Linear independence of values of hypergeometric functions and arithmetic Gevrey series
Sinnou David, Noriko Hirata-Kohno, Makoto Kawashima
TL;DR
The paper develops a universal Padé-approximation framework for generalized hypergeometric functions ${}_pF_q$ across all parameter regimes, and proves linear independence of their values at several algebraic points over arbitrary algebraic number fields by coupling type II Padé approximants with a novel non-vanishing Hermite-type generalized Wronskian. It treats the three main regimes ($p=q+1$, $p<q+1$, $p>q+1$) uniformly, extending prior one-point results to multi-point settings in both complex and $p$-adic contexts, and provides effective zero estimates and quantitative independence measures. The methodology unifies Euler-type, $G$- and $E$-functions via arithmetic Gevrey theory, enabling a single, flexible approach to families of contiguous hypergeometric values and delivering strengthened versions of results by Chudnovsky, Nesterenko, Sorokin, Delaygue, and others.
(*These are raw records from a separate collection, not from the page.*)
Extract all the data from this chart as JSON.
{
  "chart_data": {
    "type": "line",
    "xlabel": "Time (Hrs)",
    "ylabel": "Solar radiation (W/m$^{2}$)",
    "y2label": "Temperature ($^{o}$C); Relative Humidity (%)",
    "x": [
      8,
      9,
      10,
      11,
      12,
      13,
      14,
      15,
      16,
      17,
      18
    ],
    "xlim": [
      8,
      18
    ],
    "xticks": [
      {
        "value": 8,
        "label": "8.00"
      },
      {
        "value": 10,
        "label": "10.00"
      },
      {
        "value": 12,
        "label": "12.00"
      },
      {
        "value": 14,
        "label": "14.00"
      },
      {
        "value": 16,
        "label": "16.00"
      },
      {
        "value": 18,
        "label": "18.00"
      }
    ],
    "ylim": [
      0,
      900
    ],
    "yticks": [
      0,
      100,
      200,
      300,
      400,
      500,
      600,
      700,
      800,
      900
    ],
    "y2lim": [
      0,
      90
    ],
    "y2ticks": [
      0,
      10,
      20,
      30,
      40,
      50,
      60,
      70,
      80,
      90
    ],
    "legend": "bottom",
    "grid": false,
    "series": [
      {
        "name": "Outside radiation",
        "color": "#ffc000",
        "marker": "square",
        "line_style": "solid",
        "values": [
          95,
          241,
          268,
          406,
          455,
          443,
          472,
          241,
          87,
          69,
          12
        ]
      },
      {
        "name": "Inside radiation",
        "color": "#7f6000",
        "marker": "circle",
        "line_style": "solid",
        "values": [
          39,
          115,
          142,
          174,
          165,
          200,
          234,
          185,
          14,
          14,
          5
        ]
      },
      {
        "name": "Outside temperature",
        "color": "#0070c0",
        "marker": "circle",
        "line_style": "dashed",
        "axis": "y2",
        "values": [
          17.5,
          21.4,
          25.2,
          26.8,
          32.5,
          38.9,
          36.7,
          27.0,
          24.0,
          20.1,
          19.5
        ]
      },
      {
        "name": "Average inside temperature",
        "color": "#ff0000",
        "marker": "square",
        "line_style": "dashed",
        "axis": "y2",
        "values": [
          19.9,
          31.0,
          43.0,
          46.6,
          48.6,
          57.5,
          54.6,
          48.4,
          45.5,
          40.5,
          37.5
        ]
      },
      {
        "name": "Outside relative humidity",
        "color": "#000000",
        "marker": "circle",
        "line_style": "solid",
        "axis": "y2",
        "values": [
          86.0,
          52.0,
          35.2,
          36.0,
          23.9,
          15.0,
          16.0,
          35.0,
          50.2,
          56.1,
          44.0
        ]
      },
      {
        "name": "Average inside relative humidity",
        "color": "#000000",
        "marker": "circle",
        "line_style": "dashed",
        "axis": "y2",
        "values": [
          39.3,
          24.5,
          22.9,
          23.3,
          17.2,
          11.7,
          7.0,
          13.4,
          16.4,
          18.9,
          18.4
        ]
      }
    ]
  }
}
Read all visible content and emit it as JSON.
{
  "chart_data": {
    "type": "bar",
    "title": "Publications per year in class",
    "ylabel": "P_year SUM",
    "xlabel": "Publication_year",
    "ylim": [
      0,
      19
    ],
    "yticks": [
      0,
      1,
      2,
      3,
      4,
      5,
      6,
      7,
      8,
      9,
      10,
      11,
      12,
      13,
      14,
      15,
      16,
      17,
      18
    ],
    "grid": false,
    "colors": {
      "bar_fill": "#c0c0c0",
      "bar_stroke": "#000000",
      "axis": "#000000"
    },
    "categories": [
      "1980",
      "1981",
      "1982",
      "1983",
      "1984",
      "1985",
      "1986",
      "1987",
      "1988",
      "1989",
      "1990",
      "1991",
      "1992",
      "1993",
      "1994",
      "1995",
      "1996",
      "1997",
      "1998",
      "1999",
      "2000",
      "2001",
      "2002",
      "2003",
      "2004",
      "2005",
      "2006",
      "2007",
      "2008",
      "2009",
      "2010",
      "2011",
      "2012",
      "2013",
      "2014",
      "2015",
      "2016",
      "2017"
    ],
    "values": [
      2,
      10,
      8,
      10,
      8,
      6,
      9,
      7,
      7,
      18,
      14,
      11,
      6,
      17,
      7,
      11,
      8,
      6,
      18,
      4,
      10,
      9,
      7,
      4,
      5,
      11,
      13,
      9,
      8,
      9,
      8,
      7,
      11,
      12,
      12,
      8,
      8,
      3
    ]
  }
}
The work has significant implications for transcendence and algebraic independence questions in hypergeometric contexts and demonstrates the power of Padé-type constructions in a broad arithmetic-differential setting.
Abstract
We prove new linear independence results for the values of generalized hypergeometric functions ${}_pF_q$ at several distinct algebraic points, over arbitrary algebraic number fields. Our approach combines constructions of type II Padé approximants with a novel non-vanishing argument for generalized Wronskians of Hermite type. The method applies uniformly across all parameter regimes. Even for $p = q+1$, we extend known results from single-point to multi-point settings over general number fields, in the both complex and $p$-adic settings. When $p < q+1$, we establish linear independence results over arbitrary number fields; and for $p > q+1$, we confirm that the values do not satisfy global linear relations in the $p$-adic setting. Our results generalize and strengthen earlier work by Chudnovsky's, Nesterenko, Sorokin, Delaygue and others, and demonstrate the flexibility of our Padé construction for families of contiguous hypergeometric values.